Sample of generating a snapshot and publishing it over MQTT upon request.

optional arguments:
  -h, --help            show this help message and exit
  -b BROKER, --broker BROKER
                        MQTT broker (default: localhost)
  --port PORT           MQTT port (default: 1883)
  -p PASSWORD, --password PASSWORD
                        MQTT password (default: None)
  -u USERNAME, --username USERNAME
                        MQTT user name (default: None)
  -i ID, --id ID        Sensor ID (or mqttid) (default: None)

Singleton sensor data#

“Singleton” sensors publish a given value that varies in time. This could be a temperature reading, a light sensor, whatever. Currently, SceneScape tags a given object track with any singleton data received when the object is within the singleton measurement area.

Suppose a temperature sensor is configured to apply to an entire scene. SceneScape tags each object track in the scene with the latest temperature value and any changes to that temperature value that occurred while that object is tracked. The same thing applies when the measurement area is configured as a smaller portion of the scene (currently a circle or polygon area), except that objects are only tagged with the value if they are within the measurement area.

At minimum, a singleton should publish a “value” property to this topic:

scenescape/data/sensor/<sensorID>

Example singleton message and topic Here is an example message:

{
  "id": "temperature1",
  "timestamp": "2022-09-19T21:33:09.832Z",
  "value": 22.5
}

The “id” should match the topic, which in this case would be:

scenescape/data/sensor/temperature1

Singleton sample code See singleton.py for a sample of publishing random values to a singleton topic. You can run this sample by providing the required arguments from within a SceneScape container or adapt it to run in your own code.

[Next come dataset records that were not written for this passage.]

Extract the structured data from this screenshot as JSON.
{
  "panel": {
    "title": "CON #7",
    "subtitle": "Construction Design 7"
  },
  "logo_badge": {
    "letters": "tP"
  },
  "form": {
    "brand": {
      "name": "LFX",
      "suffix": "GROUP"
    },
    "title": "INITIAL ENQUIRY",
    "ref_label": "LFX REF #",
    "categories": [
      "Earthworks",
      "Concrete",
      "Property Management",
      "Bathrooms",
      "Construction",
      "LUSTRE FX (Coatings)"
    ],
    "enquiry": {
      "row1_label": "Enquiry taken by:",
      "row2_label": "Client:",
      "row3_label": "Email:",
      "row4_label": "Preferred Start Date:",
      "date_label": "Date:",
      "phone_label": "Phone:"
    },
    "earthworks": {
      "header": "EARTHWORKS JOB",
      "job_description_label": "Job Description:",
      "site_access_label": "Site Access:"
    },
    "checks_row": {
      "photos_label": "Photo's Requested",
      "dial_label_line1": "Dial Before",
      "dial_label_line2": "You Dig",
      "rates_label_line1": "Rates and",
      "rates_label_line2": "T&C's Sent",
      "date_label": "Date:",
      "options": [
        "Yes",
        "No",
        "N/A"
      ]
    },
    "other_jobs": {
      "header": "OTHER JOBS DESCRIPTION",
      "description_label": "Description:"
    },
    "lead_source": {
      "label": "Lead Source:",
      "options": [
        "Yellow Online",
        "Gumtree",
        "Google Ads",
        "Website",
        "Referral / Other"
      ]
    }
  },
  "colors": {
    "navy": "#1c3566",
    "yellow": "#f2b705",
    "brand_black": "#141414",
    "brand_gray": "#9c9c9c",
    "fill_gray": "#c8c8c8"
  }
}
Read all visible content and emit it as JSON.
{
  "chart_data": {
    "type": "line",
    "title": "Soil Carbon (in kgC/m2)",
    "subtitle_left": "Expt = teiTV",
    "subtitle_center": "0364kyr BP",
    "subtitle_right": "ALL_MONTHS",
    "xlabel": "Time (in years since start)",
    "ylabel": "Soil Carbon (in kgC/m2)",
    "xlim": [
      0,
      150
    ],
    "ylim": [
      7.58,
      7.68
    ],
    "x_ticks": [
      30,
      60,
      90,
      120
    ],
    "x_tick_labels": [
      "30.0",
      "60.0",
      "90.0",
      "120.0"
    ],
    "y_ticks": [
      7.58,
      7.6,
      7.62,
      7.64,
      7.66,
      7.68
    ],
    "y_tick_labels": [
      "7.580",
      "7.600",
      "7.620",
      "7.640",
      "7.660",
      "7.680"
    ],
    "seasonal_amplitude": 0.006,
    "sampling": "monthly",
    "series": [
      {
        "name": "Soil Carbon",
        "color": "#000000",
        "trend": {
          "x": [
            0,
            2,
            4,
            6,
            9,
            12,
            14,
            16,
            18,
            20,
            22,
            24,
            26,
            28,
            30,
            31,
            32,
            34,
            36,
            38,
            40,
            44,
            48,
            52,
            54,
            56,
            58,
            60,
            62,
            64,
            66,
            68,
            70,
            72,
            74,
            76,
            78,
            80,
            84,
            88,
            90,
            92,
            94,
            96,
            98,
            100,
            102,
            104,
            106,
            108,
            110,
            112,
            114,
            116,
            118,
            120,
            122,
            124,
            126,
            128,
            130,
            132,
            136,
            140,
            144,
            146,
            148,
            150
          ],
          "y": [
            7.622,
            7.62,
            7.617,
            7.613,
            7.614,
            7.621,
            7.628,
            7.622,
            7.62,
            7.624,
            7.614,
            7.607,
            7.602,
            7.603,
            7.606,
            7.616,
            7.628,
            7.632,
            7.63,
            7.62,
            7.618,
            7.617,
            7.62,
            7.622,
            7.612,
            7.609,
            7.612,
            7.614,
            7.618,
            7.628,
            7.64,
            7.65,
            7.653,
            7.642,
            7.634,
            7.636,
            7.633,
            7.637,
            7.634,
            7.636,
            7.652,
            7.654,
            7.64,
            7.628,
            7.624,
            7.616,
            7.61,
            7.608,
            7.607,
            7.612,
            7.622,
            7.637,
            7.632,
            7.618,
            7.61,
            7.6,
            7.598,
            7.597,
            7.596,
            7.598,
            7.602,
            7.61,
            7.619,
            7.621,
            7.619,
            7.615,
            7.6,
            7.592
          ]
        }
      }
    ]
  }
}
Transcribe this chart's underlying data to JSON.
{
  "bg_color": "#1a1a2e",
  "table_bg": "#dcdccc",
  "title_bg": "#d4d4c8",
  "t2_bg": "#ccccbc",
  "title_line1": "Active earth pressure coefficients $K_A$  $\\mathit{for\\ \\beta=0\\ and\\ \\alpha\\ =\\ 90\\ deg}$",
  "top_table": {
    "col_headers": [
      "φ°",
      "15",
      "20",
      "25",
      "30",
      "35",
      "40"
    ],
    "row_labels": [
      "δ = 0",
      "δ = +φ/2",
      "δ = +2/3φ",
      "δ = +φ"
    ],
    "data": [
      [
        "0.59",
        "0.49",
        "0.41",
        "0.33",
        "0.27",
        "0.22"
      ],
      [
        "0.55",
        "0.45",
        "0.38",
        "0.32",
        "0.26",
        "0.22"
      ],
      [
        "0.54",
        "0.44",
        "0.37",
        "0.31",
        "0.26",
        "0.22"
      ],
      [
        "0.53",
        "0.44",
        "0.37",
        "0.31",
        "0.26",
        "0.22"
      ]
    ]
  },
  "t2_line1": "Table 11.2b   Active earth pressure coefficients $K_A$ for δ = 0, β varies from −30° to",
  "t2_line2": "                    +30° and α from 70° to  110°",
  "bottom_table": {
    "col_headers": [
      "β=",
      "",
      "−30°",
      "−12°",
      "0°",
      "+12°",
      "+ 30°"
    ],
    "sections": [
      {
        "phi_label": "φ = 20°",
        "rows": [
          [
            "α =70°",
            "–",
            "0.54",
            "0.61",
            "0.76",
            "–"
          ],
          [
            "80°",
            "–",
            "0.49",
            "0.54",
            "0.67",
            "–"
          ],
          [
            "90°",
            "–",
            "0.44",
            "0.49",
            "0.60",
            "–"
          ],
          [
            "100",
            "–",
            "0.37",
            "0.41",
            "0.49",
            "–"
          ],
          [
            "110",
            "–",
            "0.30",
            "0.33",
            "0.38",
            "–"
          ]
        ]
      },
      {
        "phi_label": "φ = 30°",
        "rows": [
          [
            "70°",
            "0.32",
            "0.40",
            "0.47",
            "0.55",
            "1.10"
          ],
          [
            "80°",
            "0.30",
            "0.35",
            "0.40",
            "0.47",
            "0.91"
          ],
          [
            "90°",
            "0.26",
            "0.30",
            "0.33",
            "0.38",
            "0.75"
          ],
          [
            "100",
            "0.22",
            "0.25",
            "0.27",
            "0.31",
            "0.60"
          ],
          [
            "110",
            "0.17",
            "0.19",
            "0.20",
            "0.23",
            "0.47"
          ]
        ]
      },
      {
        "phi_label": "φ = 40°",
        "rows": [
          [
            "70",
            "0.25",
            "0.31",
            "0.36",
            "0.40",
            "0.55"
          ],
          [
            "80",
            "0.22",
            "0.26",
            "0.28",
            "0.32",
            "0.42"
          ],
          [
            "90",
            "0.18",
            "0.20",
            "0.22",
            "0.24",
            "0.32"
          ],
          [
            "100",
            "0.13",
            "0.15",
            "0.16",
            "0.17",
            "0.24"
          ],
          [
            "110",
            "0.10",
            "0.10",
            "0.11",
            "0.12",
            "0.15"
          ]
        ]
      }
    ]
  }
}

Here is its help output from inside a SceneScape container:

Notes:

  • Ensure that the broker service is running.

~/scenescape$ docker run --rm -it --init --privileged --network <network_name> -v "$(pwd)":/workspace --tty -v /run/secrets/root-cert:/certs/scenescape-ca.pem:ro scenescape bash
~/scenescape$ ./utils/singleton.py -h
usage: singleton.py [-h] -b BROKER [--port PORT] -p PASSWORD -u USERNAME -i ID [--min MIN] [--max MAX] [-t TIME]

Sample of publishing pseudo-random singleton data to SceneScape.

optional arguments:
  -h, --help            show this help message and exit
  -b BROKER, --broker BROKER
                        MQTT broker (default: localhost)
  --port PORT           MQTT port (default: 1883)
  -p PASSWORD, --password PASSWORD
                        MQTT password (default: None)
  -u USERNAME, --username USERNAME
                        MQTT user name (default: None)
  -i ID, --id ID        Sensor ID (or mqttid) (default: None)
  --min MIN             Minimum sensor value (default: 0)
  --max MAX             Maximum sensor value (default: 1)
  -t TIME, --time TIME  Delay time in seconds between messages (default: 1.0)

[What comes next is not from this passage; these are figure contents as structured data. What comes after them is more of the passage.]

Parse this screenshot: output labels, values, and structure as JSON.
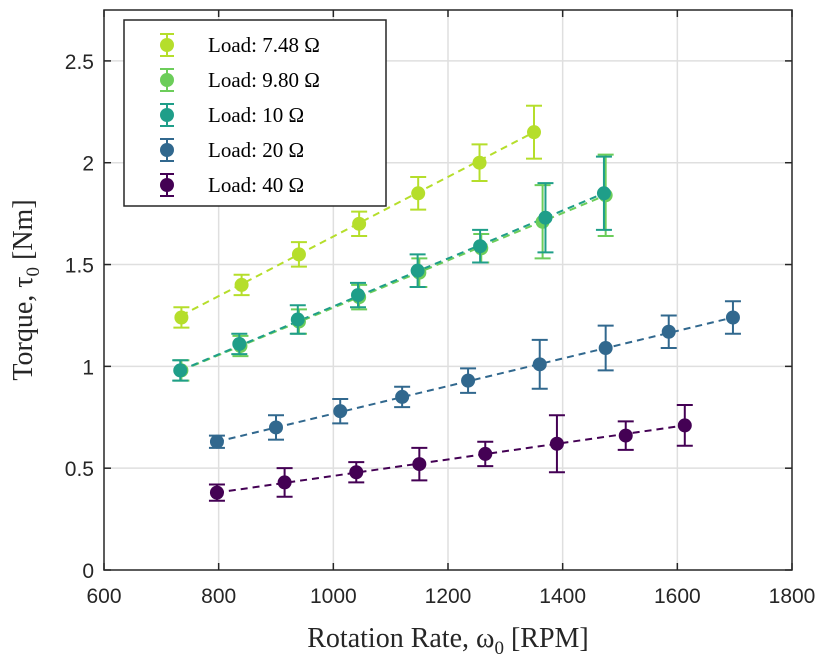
{
  "chart_data": {
    "type": "scatter",
    "xlabel": "Rotation Rate, ω",
    "xlabel_sub": "0",
    "xlabel_unit": "[RPM]",
    "ylabel": "Torque, τ",
    "ylabel_sub": "0",
    "ylabel_unit": "[Nm]",
    "xlim": [
      600,
      1800
    ],
    "ylim": [
      0,
      2.75
    ],
    "xticks": [
      600,
      800,
      1000,
      1200,
      1400,
      1600,
      1800
    ],
    "xtick_labels": [
      "600",
      "800",
      "1000",
      "1200",
      "1400",
      "1600",
      "1800"
    ],
    "yticks": [
      0,
      0.5,
      1,
      1.5,
      2,
      2.5
    ],
    "ytick_labels": [
      "0",
      "0.5",
      "1",
      "1.5",
      "2",
      "2.5"
    ],
    "grid": true,
    "legend_position": "top-left",
    "series": [
      {
        "name": "Load: 7.48 Ω",
        "color": "#b5de2b",
        "x": [
          735,
          840,
          940,
          1045,
          1148,
          1255,
          1350
        ],
        "y": [
          1.24,
          1.4,
          1.55,
          1.7,
          1.85,
          2.0,
          2.15
        ],
        "err": [
          0.05,
          0.05,
          0.06,
          0.06,
          0.08,
          0.09,
          0.13
        ],
        "fit": [
          [
            735,
            1.25
          ],
          [
            1350,
            2.15
          ]
        ]
      },
      {
        "name": "Load: 9.80 Ω",
        "color": "#6ccd5a",
        "x": [
          735,
          838,
          940,
          1045,
          1150,
          1258,
          1365,
          1475
        ],
        "y": [
          0.98,
          1.1,
          1.22,
          1.34,
          1.46,
          1.58,
          1.71,
          1.84
        ],
        "err": [
          0.05,
          0.05,
          0.06,
          0.06,
          0.07,
          0.07,
          0.18,
          0.2
        ],
        "fit": [
          [
            735,
            0.98
          ],
          [
            1475,
            1.84
          ]
        ]
      },
      {
        "name": "Load: 10 Ω",
        "color": "#1f9e89",
        "x": [
          733,
          836,
          938,
          1043,
          1147,
          1256,
          1370,
          1472
        ],
        "y": [
          0.98,
          1.11,
          1.23,
          1.35,
          1.47,
          1.59,
          1.73,
          1.85
        ],
        "err": [
          0.05,
          0.05,
          0.07,
          0.06,
          0.08,
          0.08,
          0.17,
          0.18
        ],
        "fit": [
          [
            733,
            0.98
          ],
          [
            1472,
            1.85
          ]
        ]
      },
      {
        "name": "Load: 20 Ω",
        "color": "#31688e",
        "x": [
          797,
          900,
          1012,
          1120,
          1235,
          1360,
          1475,
          1585,
          1697
        ],
        "y": [
          0.63,
          0.7,
          0.78,
          0.85,
          0.93,
          1.01,
          1.09,
          1.17,
          1.24
        ],
        "err": [
          0.03,
          0.06,
          0.06,
          0.05,
          0.06,
          0.12,
          0.11,
          0.08,
          0.08
        ],
        "fit": [
          [
            797,
            0.63
          ],
          [
            1697,
            1.24
          ]
        ]
      },
      {
        "name": "Load: 40 Ω",
        "color": "#440154",
        "x": [
          797,
          915,
          1040,
          1150,
          1265,
          1390,
          1510,
          1613
        ],
        "y": [
          0.38,
          0.43,
          0.48,
          0.52,
          0.57,
          0.62,
          0.66,
          0.71
        ],
        "err": [
          0.04,
          0.07,
          0.05,
          0.08,
          0.06,
          0.14,
          0.07,
          0.1
        ],
        "fit": [
          [
            797,
            0.38
          ],
          [
            1613,
            0.71
          ]
        ]
      }
    ]
  }
}
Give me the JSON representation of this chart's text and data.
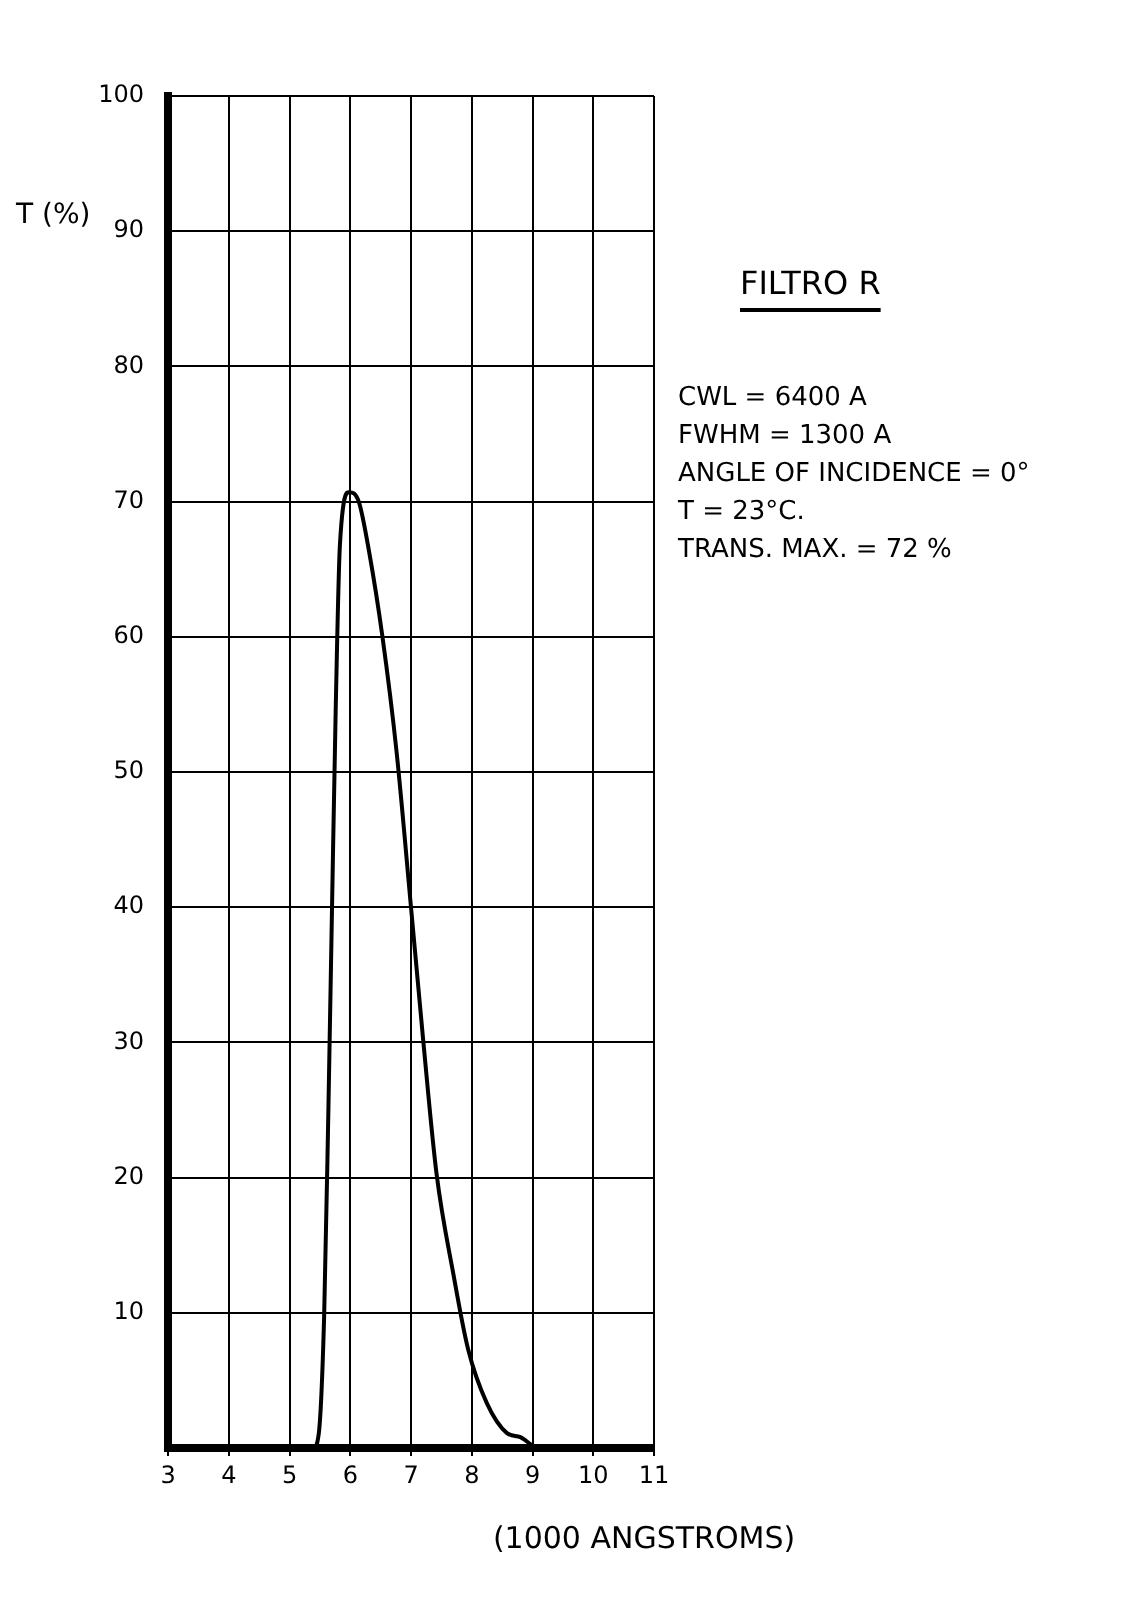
{
  "chart_data": {
    "type": "line",
    "title": "FILTRO R",
    "xlabel": "(1000 ANGSTROMS)",
    "ylabel": "T (%)",
    "annotations": [
      "CWL = 6400 A",
      "FWHM = 1300 A",
      "ANGLE OF INCIDENCE = 0°",
      "T = 23°C.",
      "TRANS. MAX. = 72 %"
    ],
    "x": [
      3,
      5.0,
      5.39,
      5.48,
      5.57,
      5.64,
      5.7,
      5.76,
      5.83,
      5.98,
      6.14,
      6.31,
      6.53,
      6.76,
      7.0,
      7.2,
      7.42,
      7.7,
      7.94,
      8.25,
      8.58,
      8.8,
      9.1,
      11
    ],
    "series": [
      {
        "color": "#000000",
        "values": [
          0,
          0,
          0,
          1,
          9.7,
          25,
          40,
          54.5,
          66.8,
          70.7,
          70,
          66.3,
          60,
          51.6,
          40,
          30.2,
          20.3,
          12.8,
          7.3,
          3.3,
          1.1,
          0.8,
          0,
          0
        ]
      }
    ],
    "xlim": [
      3,
      11
    ],
    "xticks": [
      3,
      4,
      5,
      6,
      7,
      8,
      9,
      10,
      11
    ],
    "ylim": [
      0,
      100
    ],
    "yticks": [
      10,
      20,
      30,
      40,
      50,
      60,
      70,
      80,
      90,
      100
    ],
    "grid": true,
    "legend": false,
    "marker": "none",
    "line_style": "solid"
  }
}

Accessing singleton data on scene objects When singleton data applies to a tracked object, it is available in the scene graph update for that object under the “sensors” property. Using the above example of a singleton named “temperature1” then a person traversing that sensor’s measurement area will be tagged with an array of values and their associated timestamps:

{
   "timestamp": "2022-10-05T17:53:33.724Z",
   ...,
   "objects": [
      {
         "category": "person",
         ...,
         "translation": [
            0.5735071548523805,
            1.8229405125883953,
            0
         ],
         ...,
         "sensors": {
            "temperature1": [
               [
                  "2022-10-05T10:53:31.753z",
                  72.62185709310417
               ],
               [
                  "2022-10-05T10:53:32.754z",
                  77.70613289111834
               ]
            ]
         }
      },
      ...
   ]
}

Using this data, a developer can easily write an application to trigger alerts or take other action based on the history of sensor data for a tracked object or person.